А когда встал перед глазами его кошмарный сон, какой он видел, то он добавил:
— И о ком же именно буду я заявлять? Он мне назвался Егором Сурепьевым, а по паспорту может быть какой-нибудь Федул Коровкин!.. Наконец, помнится мне, читал я где-то, как… Это было лет сорок — пятьдесят назад, но ведь суть дела не изменилась у нас даже и за такой срок… В один губернский город, — Тамбов, кажется, — приехал ювелир-торговец из другого города, только побольше, в надежде дворянкам тамбовским бриллианты продать. Разумеется, расчет был верный: у кого дочери невесты, — да как раз зима была, время балов, — сезон бриллианты с рук сбывать… Приехать приехал, но ведь нужно ему было о себе в полицию заявить, зачем он приехал и что он не вор, а там-то магазин свой имеет, чтобы разрешение на продажу драгоценных камней выправить. Остановился он в гостинице, в первой, положим, части, — значит, приставу первой части и обязан был заявить. И заявил. А пристав чуть про такое необыкновенное обстоятельство услышал, сразу к губернатору, который, понятно, благословил его: «Не зевай! Такой случай только один раз в жизни твоей быть может!» И вот в первую же ночь на несчастного того ювелира в его же номере, запертом на ключ, напал грабитель, — в картинных отрепьях и с непременным длинным кинжалом: «Немедленно все давай и молчи, а то зарежу!» Тот жизни лишаться не захотел и все бриллианты отдал, а грабитель спрятал и бриллианты, и кинжал, и себя самого так искусно, что потом всю полицию Тамбова мобилизовали его найти во что бы то ни стало, и пристав первой части старался тут больше всех, — ку-да-а! Не нашли, и никаких следов: просто как в воду канул… А на первом же балу у губернатора сама губернаторша щеголяла в бриллиантах более крупных, а жена пристава первой части в бриллиантах помельче. И сколько тот ювелир ни хлопотал потом, даже и в Петербурге, нет, — бриллиантов своих он так и не разыскал. То есть, проще говоря, ему их не вернули ни пристав-грабитель, ни губернатор, с которым он поделился.
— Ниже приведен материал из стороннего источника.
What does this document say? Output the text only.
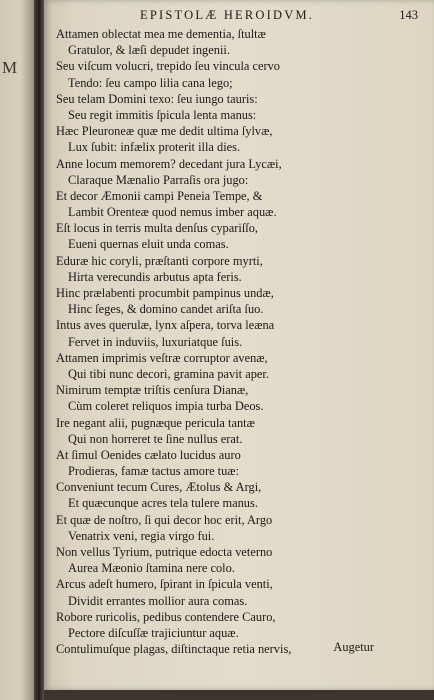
M
EPISTOLÆ HEROIDVM.	143
Attamen oblectat mea me dementia, ſtultæ
Gratulor, & læſi depudet ingenii.
Seu viſcum volucri, trepido ſeu vincula cervo
Tendo: ſeu campo lilia cana lego;
Seu telam Domini texo: ſeu iungo tauris:
Seu regit immitis ſpicula lenta manus:
Hæc Pleuroneæ quæ me dedit ultima ſylvæ,
Lux ſubit: infælix proterit illa dies.
Anne locum memorem? decedant jura Lycæi,
Claraque Mænalio Parraſis ora jugo:
Et decor Æmonii campi Peneia Tempe, &
Lambit Orenteæ quod nemus imber aquæ.
Eſt locus in terris multa denſus cypariſſo,
Eueni quernas eluit unda comas.
Eduræ hic coryli, præſtanti corpore myrti,
Hirta verecundis arbutus apta feris.
Hinc prælabenti procumbit pampinus undæ,
Hinc ſeges, & domino candet ariſta ſuo.
Intus aves querulæ, lynx aſpera, torva leæna
Fervet in induviis, luxuriatque ſuis.
Attamen imprimis veſtræ corruptor avenæ,
Qui tibi nunc decori, gramina pavit aper.
Nimirum temptæ triſtis cenſura Dianæ,
Cùm coleret reliquos impia turba Deos.
Ire negant alii, pugnæque pericula tantæ
Qui non horreret te ſine nullus erat.
At ſimul Oenides cælato lucidus auro
Prodieras, famæ tactus amore tuæ:
Conveniunt tecum Cures, Ætolus & Argi,
Et quæcunque acres tela tulere manus.
Et quæ de noſtro, ſi qui decor hoc erit, Argo
Venatrix veni, regia virgo fui.
Non vellus Tyrium, putrique edocta veterno
Aurea Mæonio ſtamina nere colo.
Arcus adeſt humero, ſpirant in ſpicula venti,
Dividit errantes mollior aura comas.
Robore ruricolis, pedibus contendere Cauro,
Pectore diſcuſſæ trajiciuntur aquæ.
Contulimuſque plagas, diſtinctaque retia nervis,	Augetur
— Вон ведь что делают! — всплеснула Феня руками. — А кабы собака хорошая у бриллиянтщика была в номере, она бы тому приставу зубами сюда бы вцепилась! — И показала чуть пониже двойного подбородка.
— Ну да, я к этому и рассказал, чтобы собака. Непременно должна быть теперь у нас собака.
В это время открылась калитка и вошел почтальон с кожаной сумкой через плечо и с крепкой на вид суковатой толстой палкой, явно рассчитанной на сражения с собаками, которые считают, как известно, почтальонов самыми подозрительными людьми.
Держа наготове палку, хотя собаки еще не было во дворе художника, почтальон крикнул ему еще издали, чуть только его увидел:
— Вам телеграмма!
— А-а, очень хорошо, очень хорошо! — обрадовался Алексей Фомич, полагая, что это от Нади, что она сообщает ему: «Все у Нюры наладила, завтра приеду». Но чем больше потом вглядывался он в телеграмму, тем больше темнело его лицо.
Вот что было на этой аккуратной бумажке:
«Лежу лазарете Бродах тяжело ранен осколком снаряда вырван бицепс правой руки Иван Сыромолотов».
— Бицепс… правой руки… Вырван осколком снаряда… — оторопело пробормотал Алексей Фомич, обращаясь к Фене. — Вот! Этот вот… бицепс! — показал он на своей правой руке, держа телеграмму в левой.
— Батюшки!.. Как же это так?.. В Севастополе?.. Надежду Васильевну?.. — И слезы покатились по щекам Фени.
— У Вани, у Вани! — почти крикнул Алексей Фомич. — У Вани в Галиции, а не… Это сын мой! — повернулся он к почтальону. — В Бродах теперь… в лазарете!
Почтальон, старичок небольшого роста, с запавшими в рот губами, в синем форменном картузе, участливо поводя в стороны небольшой головкой, протягивал ему тем временем свою тетрадку и карандаш, чтобы он расписался в получении телеграммы, и Алексей Фомич, овладев собою, сказал, берясь за карандаш, Фене:
— Дай ему… вообще там… за доставку.
А расписавшись, добавил:
— Бицепс долой, — какой же он теперь художник?.. И разве может он теперь… даже и владеть-то рукою?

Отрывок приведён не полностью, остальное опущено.